Another day, another beautiful port and we have made the journey from Lisbon, Portugal to Malaga in Spain. The weather had picked up slightly as we approached the Straits of Gibraltar just before midnight on Thursday evening but our transit passed smoothly and before long we were into the Mediterranean and making our way towards Malaga.
There was one of the Italian Costa Cruise Ships due at the Pilot station for the same time so I set our ETA for a little earlier in order to ‘jump the queue’ if you will which worked a treat and we were all fast on the berth shortly before 8 am.
As you sail in you can’t help but notice what an idyllic setting the city has on the famous Costa del Sol and what a marvellous contrast the city presents. To the east of the capital, the coast along the region of La Axarqua is scattered with villages and sleepy fishing hamlets, the epitome of traditional rural Spain. To the west is a bustling metropolis that has helped the area become famous and easily recognisable as the Costa del Sol.
Three tours went ashore in Malaga today, two in the morning and one in the afternoon. The first tour to leave was the ‘Granada’ tour. This tour let our passengers discover the most romantic parts of Spain’s colourful history as well as learn about its glorious and Moorish past, which can be seen in almost every corner of this fascinating city. This was an all day tour and returned to the ship just before we sailed. The length of the tour really allowed our passengers to spend time taking in the port, the history and the local culture and gave them a chance to really immerse themselves in what the country as a whole has to offer.
The next tour to go ashore was the ‘El Torcal’ tour. El Torcal is a natural park and a fantastic world of limestone formations, flower filled valleys, rugged canyons and fragrant pine forests. Millions of years ago, this part of the country was under sea and the fossils of many marine animals have been found here and are still being found here with each passing year.
It is a magnificent spot for nature, with over seven hundred recorded plant species, as well as large populations of mountain goats, wild cats and Iberian foxes, in addition to snakes and lizards. The area has been designated as a special zone for bird protection on account of the numerous species that nest here and the unusual stones and vegetation are a sight to behold.
The third and final tour went off in the afternoon. This one was the ‘Malaga Highlights and Flamenco Show’. Flamenco goes back to the 16th century and is thought to have developed from local gypsies who performed the dance around their campfires as a form of entertainment. Our passengers had the opportunity to enjoy refreshments while watching one of the most traditional and exotic pastimes that combines dance, song and music with exciting movements and colourful costumes.
Prior to departure our Agent called to ask if I minded sailing a little later than scheduled, 15 minutes or so, to allow the Costa ship to sail first as she had a high speed run to her next port. I thought it the least I could do having slipped in ahead of them in the morning.

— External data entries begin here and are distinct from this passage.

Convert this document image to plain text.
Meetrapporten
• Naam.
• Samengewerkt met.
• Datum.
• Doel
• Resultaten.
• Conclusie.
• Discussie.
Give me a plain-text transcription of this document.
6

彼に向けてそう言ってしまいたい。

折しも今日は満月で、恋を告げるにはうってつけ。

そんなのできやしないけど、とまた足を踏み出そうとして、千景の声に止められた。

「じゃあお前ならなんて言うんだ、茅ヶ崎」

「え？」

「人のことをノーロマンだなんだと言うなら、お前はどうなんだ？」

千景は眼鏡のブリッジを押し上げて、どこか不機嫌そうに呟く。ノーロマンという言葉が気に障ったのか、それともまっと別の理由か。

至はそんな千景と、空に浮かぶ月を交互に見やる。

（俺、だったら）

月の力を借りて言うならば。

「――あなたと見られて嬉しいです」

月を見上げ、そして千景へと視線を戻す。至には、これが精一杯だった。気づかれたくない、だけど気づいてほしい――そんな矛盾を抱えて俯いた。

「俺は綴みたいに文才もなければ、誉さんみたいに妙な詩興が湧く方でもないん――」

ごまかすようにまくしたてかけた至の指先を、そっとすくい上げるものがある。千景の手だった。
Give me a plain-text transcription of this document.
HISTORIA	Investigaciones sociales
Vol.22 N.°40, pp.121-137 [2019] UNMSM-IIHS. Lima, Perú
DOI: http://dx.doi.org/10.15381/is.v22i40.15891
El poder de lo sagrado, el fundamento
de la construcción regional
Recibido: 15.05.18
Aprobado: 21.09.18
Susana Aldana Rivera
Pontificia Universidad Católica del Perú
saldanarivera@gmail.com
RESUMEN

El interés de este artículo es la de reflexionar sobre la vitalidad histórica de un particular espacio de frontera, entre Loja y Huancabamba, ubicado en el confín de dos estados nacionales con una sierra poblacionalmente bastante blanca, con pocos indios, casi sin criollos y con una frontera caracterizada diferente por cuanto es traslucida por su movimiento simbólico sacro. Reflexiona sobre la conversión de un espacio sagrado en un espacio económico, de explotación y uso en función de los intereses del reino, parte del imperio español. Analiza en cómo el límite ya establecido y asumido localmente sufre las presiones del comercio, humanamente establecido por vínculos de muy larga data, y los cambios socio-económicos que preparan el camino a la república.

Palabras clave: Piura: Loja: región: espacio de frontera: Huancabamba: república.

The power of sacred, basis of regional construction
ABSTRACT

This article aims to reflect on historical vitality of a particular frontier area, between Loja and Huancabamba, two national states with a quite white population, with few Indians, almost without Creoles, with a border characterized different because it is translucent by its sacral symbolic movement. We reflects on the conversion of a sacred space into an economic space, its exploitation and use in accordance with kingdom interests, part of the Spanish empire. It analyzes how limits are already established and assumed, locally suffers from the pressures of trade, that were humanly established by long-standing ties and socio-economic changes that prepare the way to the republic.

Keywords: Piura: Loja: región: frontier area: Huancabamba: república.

A full evening of entertainment awaited our passengers once they had returned from ashore, and after enjoying a scenic sail away with the Cruise Staff on the open decks, and another culinary delight in the restaurants from our food and beverage team, our passengers were able to test their grey matter with an evening trivia before enjoying the vocal talents of international artist John Parton, father of our Cruise Director.